As the Washington Post reported over the weekend, both the national Republican and Democratic Party are urging their wealthiest supporters to contribute 10 times more than what was allowed in the last go-around.
"Under the new plans, which have not been disclosed publicly, the top donation tier for the Republican National Committee has soared to $1.34 million per couple this election cycle," The Post reports. "Democratic contributors, meanwhile, are being hit up for even more-about $1.6 million per couple-to support the party's convention and a separate joint fundraising effort between the Democratic National Committee and Hillary Rodham Clinton's campaign."
Such a rapid increase in contribution asks is turning the political fundraising world on its head. The political parties are soliciting massive donations in exchange for VIP treatment at the conventions, retreats with party leaders, and for the GOP at least, an explicit opportunity to "influence messaging and strategy."
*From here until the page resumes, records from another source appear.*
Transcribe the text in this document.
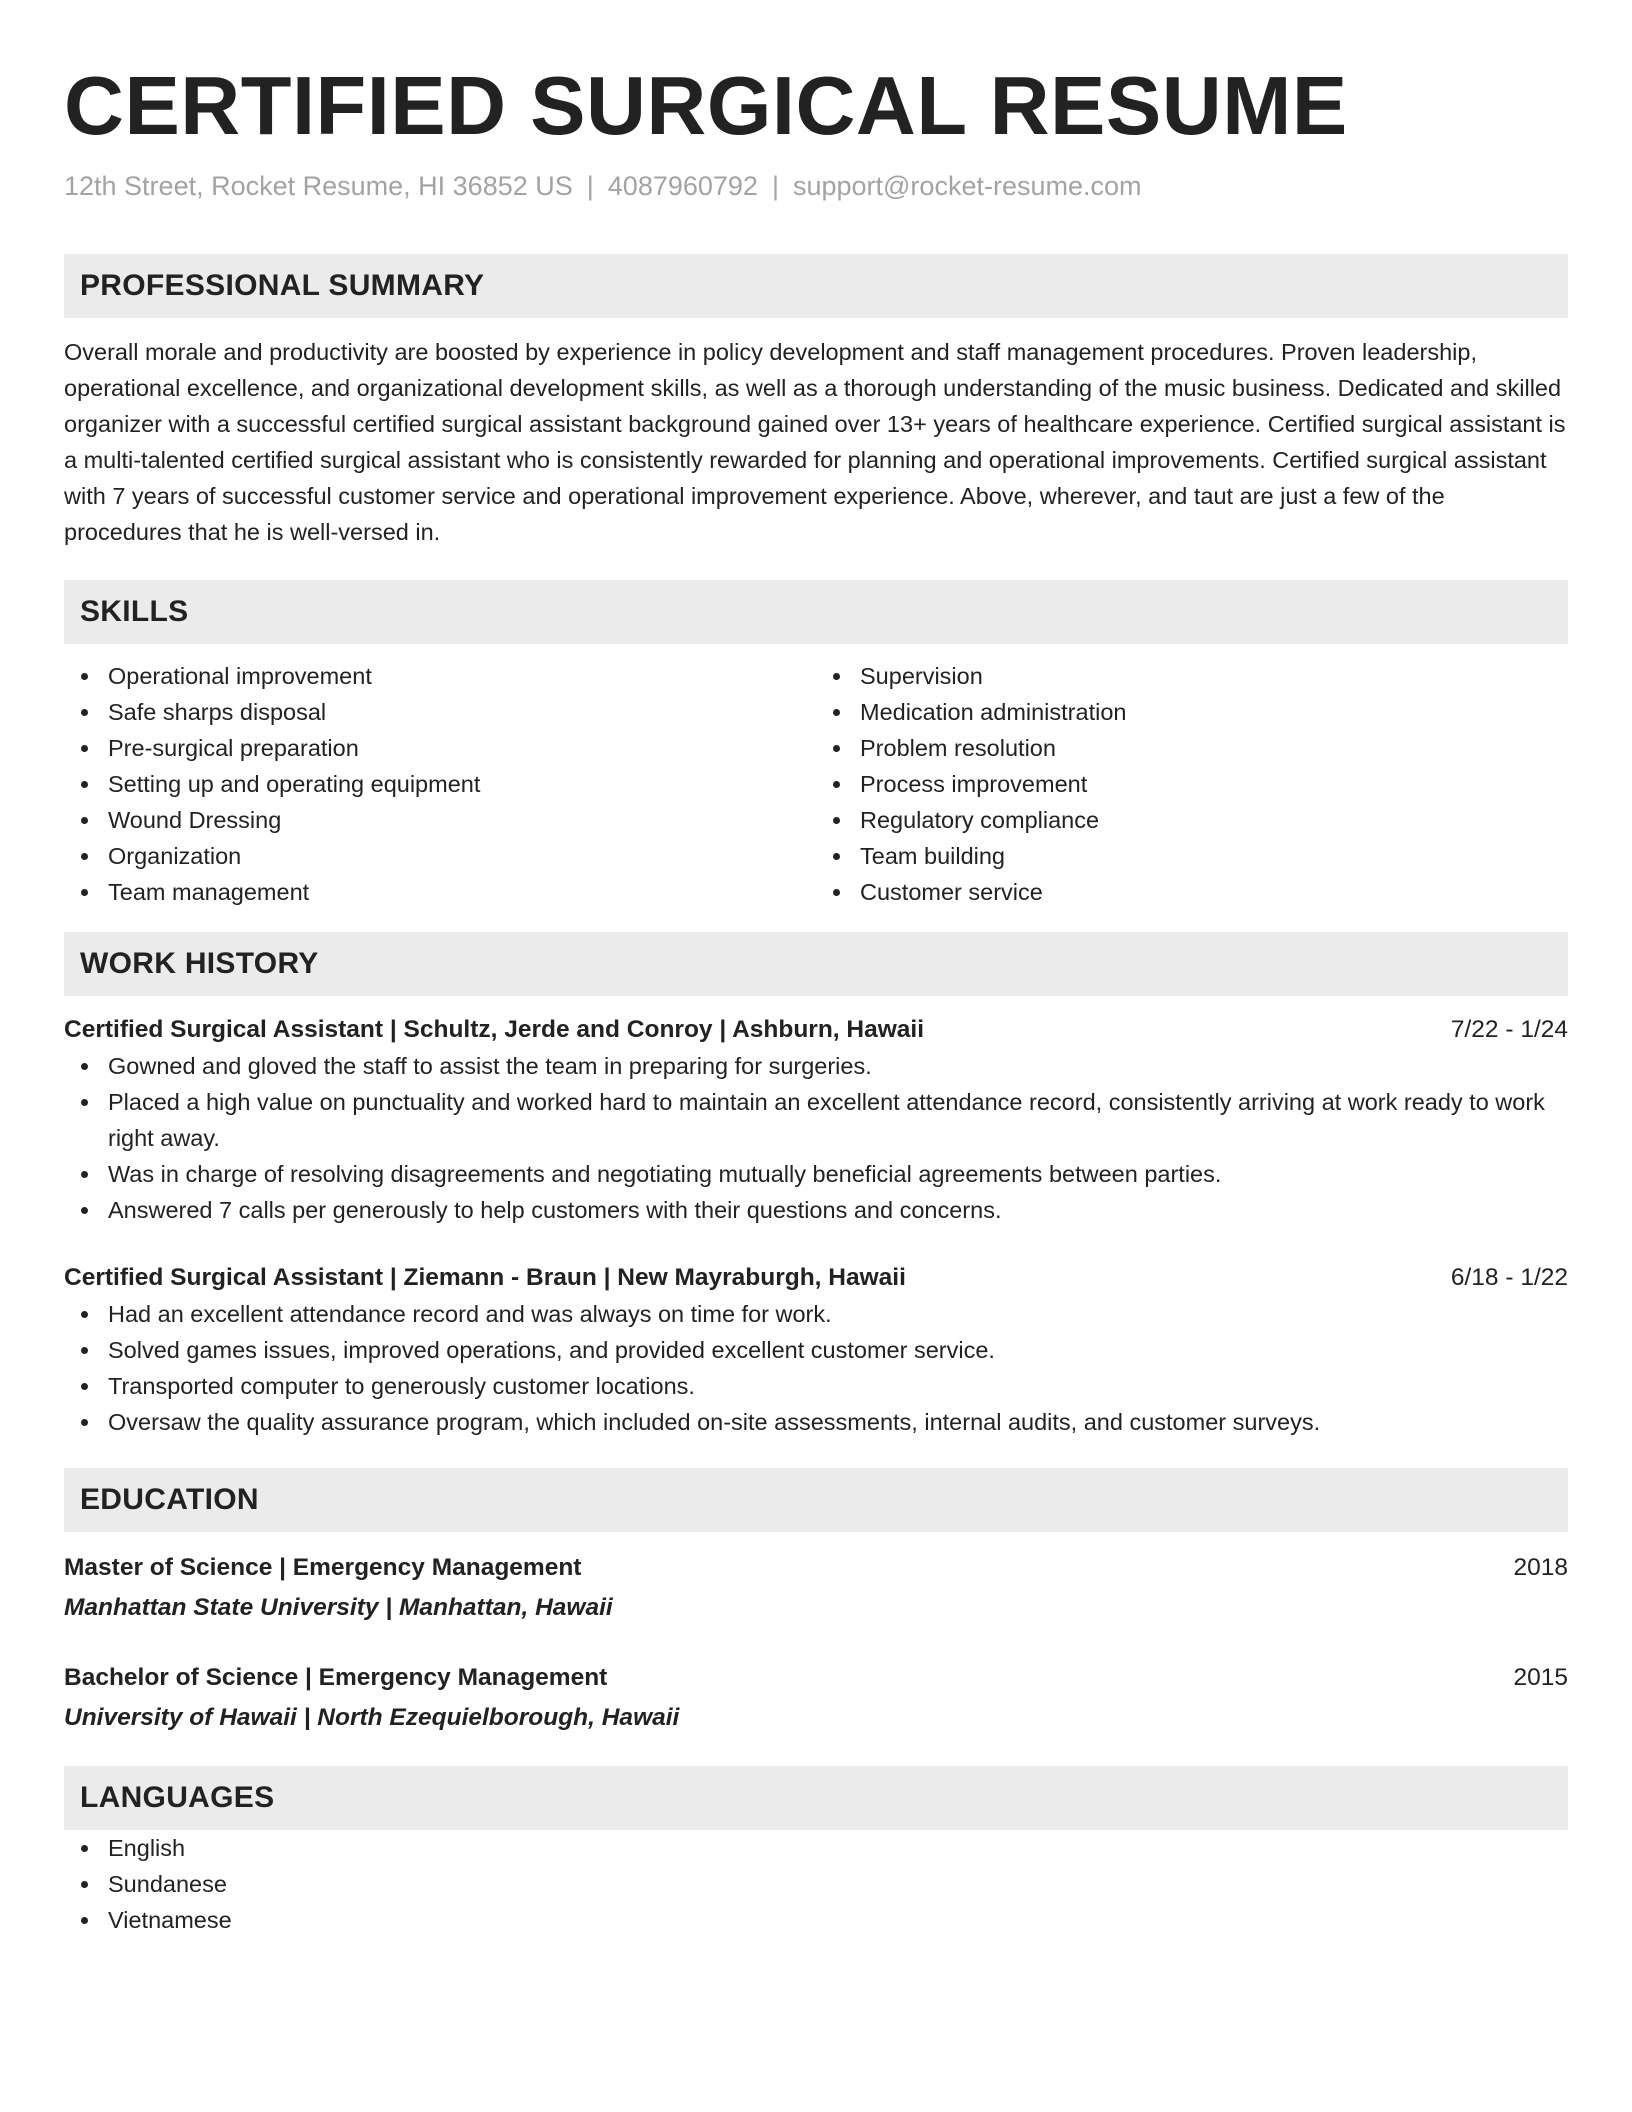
CERTIFIED SURGICAL RESUME
12th Street, Rocket Resume, HI 36852 US | 4087960792 | support@rocket-resume.com
PROFESSIONAL SUMMARY

Overall morale and productivity are boosted by experience in policy development and staff management procedures. Proven leadership, operational excellence, and organizational development skills, as well as a thorough understanding of the music business. Dedicated and skilled organizer with a successful certified surgical assistant background gained over 13+ years of healthcare experience. Certified surgical assistant is a multi-talented certified surgical assistant who is consistently rewarded for planning and operational improvements. Certified surgical assistant with 7 years of successful customer service and operational improvement experience. Above, wherever, and taut are just a few of the procedures that he is well-versed in.

SKILLS
Operational improvement
Safe sharps disposal
Pre-surgical preparation
Setting up and operating equipment
Wound Dressing
Organization
Team management
Supervision
Medication administration
Problem resolution
Process improvement
Regulatory compliance
Team building
Customer service
WORK HISTORY
Certified Surgical Assistant | Schultz, Jerde and Conroy | Ashburn, Hawaii	7/22 - 1/24
Gowned and gloved the staff to assist the team in preparing for surgeries.
Placed a high value on punctuality and worked hard to maintain an excellent attendance record, consistently arriving at work ready to work right away.
Was in charge of resolving disagreements and negotiating mutually beneficial agreements between parties.
Answered 7 calls per generously to help customers with their questions and concerns.
Certified Surgical Assistant | Ziemann - Braun | New Mayraburgh, Hawaii	6/18 - 1/22
Had an excellent attendance record and was always on time for work.
Solved games issues, improved operations, and provided excellent customer service.
Transported computer to generously customer locations.
Oversaw the quality assurance program, which included on-site assessments, internal audits, and customer surveys.
EDUCATION
Master of Science | Emergency Management	2018
Manhattan State University | Manhattan, Hawaii
Bachelor of Science | Emergency Management	2015
University of Hawaii | North Ezequielborough, Hawaii
LANGUAGES
English
Sundanese
Vietnamese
Some speculate that bringing mega-donors back into the traditional fundraising fold (and out of the super PAC world that has wreaked havoc on the parties' functions) could reinvigorate the political power of the national parties, which have become eclipsed in recent years by individual candidates. Additionally, some prominent partisan donors see the benefit in donating (and wielding influence) directly to parties and, thus, the eventual nominee, rather than gambling millions by backing an individual candidate's super PAC during an especially volatile primary season. Just how much of a big-money exodus from super PAC to political party there will be is still unclear.
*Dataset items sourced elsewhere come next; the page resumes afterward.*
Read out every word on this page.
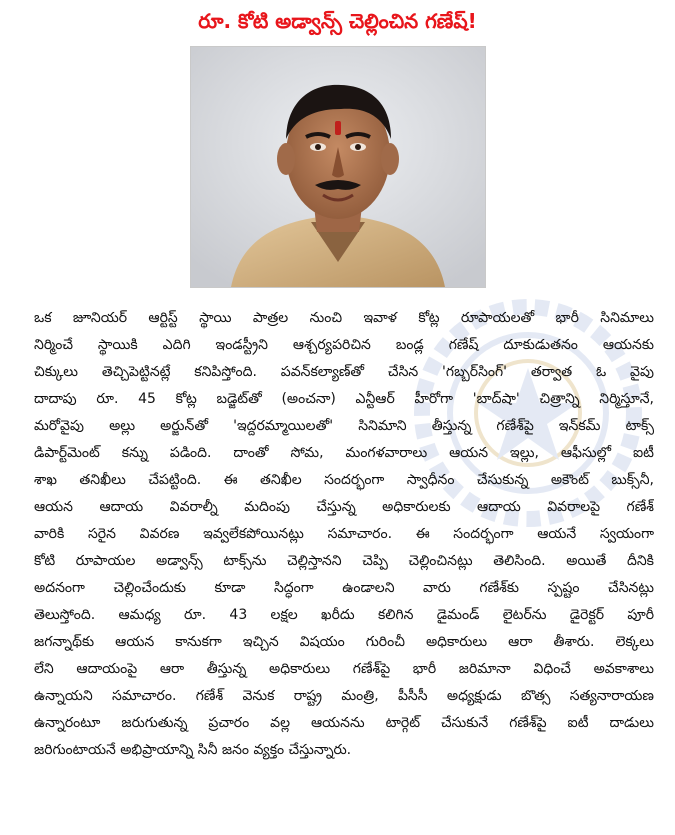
రూ. కోటి అడ్వాన్స్ చెల్లించిన గణేష్!
ఒక జూనియర్ ఆర్టిస్ట్ స్థాయి పాత్రల నుంచి ఇవాళ కోట్ల రూపాయలతో భారీ సినిమాలు
నిర్మించే స్థాయికి ఎదిగి ఇండస్ట్రీని ఆశ్చర్యపరిచిన బండ్ల గణేష్ దూకుడుతనం ఆయనకు
చిక్కులు తెచ్చిపెట్టినట్లే కనిపిస్తోంది. పవన్‌కల్యాణ్‌తో చేసిన 'గబ్బర్‌సింగ్' తర్వాత ఓ వైపు
దాదాపు రూ. 45 కోట్ల బడ్జెట్‌తో (అంచనా) ఎన్టీఆర్ హీరోగా 'బాద్‌షా' చిత్రాన్ని నిర్మిస్తూనే,
మరోవైపు అల్లు అర్జున్‌తో 'ఇద్దరమ్మాయిలతో' సినిమాని తీస్తున్న గణేశ్‌పై ఇన్‌కమ్ టాక్స్
డిపార్ట్‌మెంట్ కన్ను పడింది. దాంతో సోమ, మంగళవారాలు ఆయన ఇల్లు, ఆఫీసుల్లో ఐటీ
శాఖ తనిఖీలు చేపట్టింది. ఈ తనిఖీల సందర్భంగా స్వాధీనం చేసుకున్న అకౌంట్ బుక్స్‌నీ,
ఆయన ఆదాయ వివరాల్నీ మదింపు చేస్తున్న అధికారులకు ఆదాయ వివరాలపై గణేశ్
వారికి సరైన వివరణ ఇవ్వలేకపోయినట్లు సమాచారం. ఈ సందర్భంగా ఆయనే స్వయంగా
కోటి రూపాయల అడ్వాన్స్ టాక్స్‌ను చెల్లిస్తానని చెప్పి చెల్లించినట్లు తెలిసింది. అయితే దీనికి
అదనంగా చెల్లించేందుకు కూడా సిద్ధంగా ఉండాలని వారు గణేశ్‌కు స్పష్టం చేసినట్లు
తెలుస్తోంది. ఆమధ్య రూ. 43 లక్షల ఖరీదు కలిగిన డైమండ్ లైటర్‌ను డైరెక్టర్ పూరీ
జగన్నాథ్‌కు ఆయన కానుకగా ఇచ్చిన విషయం గురించీ అధికారులు ఆరా తీశారు. లెక్కలు
లేని ఆదాయంపై ఆరా తీస్తున్న అధికారులు గణేశ్‌పై భారీ జరిమానా విధించే అవకాశాలు
ఉన్నాయని సమాచారం. గణేశ్ వెనుక రాష్ట్ర మంత్రి, పీసీసీ అధ్యక్షుడు బొత్స సత్యనారాయణ
ఉన్నారంటూ జరుగుతున్న ప్రచారం వల్ల ఆయనను టార్గెట్ చేసుకునే గణేశ్‌పై ఐటీ దాడులు
జరిగుంటాయనే అభిప్రాయాన్ని సినీ జనం వ్యక్తం చేస్తున్నారు.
While McCutcheon did away with contribution caps, there was also a backroom political deal late last year that tucked a vast expansion of party fundraising capabilities into a spending bill. That provision raised the limit for individual contributions to national party committees from $97,200 to a whopping $777,600. Marc Elias, who is now Hillary Clinton's general counsel, was the key architect of that provision.
And Hillary stands to gain a lot from a well-funded Democratic Party, which she has partnered with early on to set up a joint-fundraising account that gives her campaign a small cut of contributions to the DNC.
The optics of all this doesn't bode well for her supposed commitment to campaign finance reform, on which I wrote about last week.
Meanwhile, reform advocates aren't happy with this new development. "This is a return to the old system of using the parties as vehicles to launder the buying and selling of government influence and decisions," Fred Wertheimer, president of the reform group Democracy 21, told the Post.